How Do You Troubleshoot Production or Consumption Issues with the Sarama Go Cluster Client?
Currently, the sarama cluster is no longer maintained and has multiple known defects. In the underlying consumer client code, PartitionConsumer calls FetchRequest to unpack FetchResponse. However, the sarama cluster implementation does not follow the standard protocol, resulting in a defect where even when the server returns complete metadata, the client may parse incomplete metadata. This can cause production or consumption failures, with the error characteristic: response did not contain all the expected topic/partition blocks.

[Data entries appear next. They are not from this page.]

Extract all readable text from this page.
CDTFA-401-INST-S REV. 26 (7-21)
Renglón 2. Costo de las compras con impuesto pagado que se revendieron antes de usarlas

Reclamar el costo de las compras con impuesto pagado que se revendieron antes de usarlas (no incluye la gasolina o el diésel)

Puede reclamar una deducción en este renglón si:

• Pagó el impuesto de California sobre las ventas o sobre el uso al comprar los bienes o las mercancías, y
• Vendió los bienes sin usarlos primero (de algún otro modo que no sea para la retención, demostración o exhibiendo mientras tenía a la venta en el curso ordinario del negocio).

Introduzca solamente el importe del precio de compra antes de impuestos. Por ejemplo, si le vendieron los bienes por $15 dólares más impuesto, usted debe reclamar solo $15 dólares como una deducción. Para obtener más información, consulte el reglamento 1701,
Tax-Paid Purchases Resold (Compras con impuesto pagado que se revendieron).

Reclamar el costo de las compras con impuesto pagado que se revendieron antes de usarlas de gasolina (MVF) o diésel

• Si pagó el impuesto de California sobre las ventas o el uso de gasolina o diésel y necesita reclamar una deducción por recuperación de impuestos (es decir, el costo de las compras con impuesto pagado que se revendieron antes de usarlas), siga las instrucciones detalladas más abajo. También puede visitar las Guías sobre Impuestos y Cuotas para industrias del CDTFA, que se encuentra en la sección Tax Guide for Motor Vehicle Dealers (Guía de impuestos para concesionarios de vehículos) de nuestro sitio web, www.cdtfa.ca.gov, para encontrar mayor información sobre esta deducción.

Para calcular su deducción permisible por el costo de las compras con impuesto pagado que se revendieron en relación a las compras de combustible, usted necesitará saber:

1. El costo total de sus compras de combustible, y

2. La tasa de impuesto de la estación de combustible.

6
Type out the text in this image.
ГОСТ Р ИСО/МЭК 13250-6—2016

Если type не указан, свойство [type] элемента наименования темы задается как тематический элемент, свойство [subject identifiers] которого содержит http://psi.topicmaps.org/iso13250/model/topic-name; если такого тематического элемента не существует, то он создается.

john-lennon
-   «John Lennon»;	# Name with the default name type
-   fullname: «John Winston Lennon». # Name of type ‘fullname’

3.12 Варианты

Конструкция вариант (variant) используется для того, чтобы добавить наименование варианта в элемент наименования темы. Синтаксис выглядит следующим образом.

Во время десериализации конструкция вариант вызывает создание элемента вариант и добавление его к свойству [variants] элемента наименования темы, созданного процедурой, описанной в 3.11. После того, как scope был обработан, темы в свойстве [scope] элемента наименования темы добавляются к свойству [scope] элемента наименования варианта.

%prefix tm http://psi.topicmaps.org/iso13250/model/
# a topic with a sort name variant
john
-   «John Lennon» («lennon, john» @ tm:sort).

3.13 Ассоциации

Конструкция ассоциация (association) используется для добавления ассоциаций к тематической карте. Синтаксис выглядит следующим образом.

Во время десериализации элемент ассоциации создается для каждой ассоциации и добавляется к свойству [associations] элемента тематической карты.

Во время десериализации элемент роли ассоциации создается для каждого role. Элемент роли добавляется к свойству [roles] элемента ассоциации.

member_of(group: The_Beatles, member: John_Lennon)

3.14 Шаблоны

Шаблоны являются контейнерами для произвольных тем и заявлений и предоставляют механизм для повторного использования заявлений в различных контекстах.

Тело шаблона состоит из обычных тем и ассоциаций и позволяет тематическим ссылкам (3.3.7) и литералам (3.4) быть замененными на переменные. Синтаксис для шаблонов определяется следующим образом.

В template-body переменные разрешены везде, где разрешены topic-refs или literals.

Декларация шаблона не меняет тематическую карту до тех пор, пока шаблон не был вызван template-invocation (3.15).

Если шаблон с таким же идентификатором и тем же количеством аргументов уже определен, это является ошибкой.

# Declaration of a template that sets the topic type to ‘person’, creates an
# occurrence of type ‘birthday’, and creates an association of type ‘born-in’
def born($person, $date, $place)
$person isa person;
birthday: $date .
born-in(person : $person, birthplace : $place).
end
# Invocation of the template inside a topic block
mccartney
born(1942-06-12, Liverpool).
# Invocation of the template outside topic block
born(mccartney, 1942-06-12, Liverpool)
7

Specific scenario examples:
During the specification adjustment of a customer's instance, the addition of nodes triggers client metadata updates. If the metadata returns test's three partitions and a's two partitions in the sequence test-0, a-0, test-1, a-1, test-2, although the broker returns complete metadata, there is a probability of disordered sequence. When parsing this metadata, the sarama cluster client may interpret incomplete metadata (for example, it can only parse a-1 and test-2), triggering the aforementioned error where the response did not contain all expected partition metadata, ultimately causing production or consumption failures.
In this scenario, clients implementing the standard protocol (such as Java and confluent go) do not encounter this issue. Therefore, before performing a specification adjustment, it is recommended that customers check whether they are using this client, as specification adjustments frequently trigger metadata updates. If they are, it is strongly recommended to upgrade to the confluent go client before performing the specification adjustment. If upgrading is not possible, restarting the client immediately after the issue occurs may restore normal operation.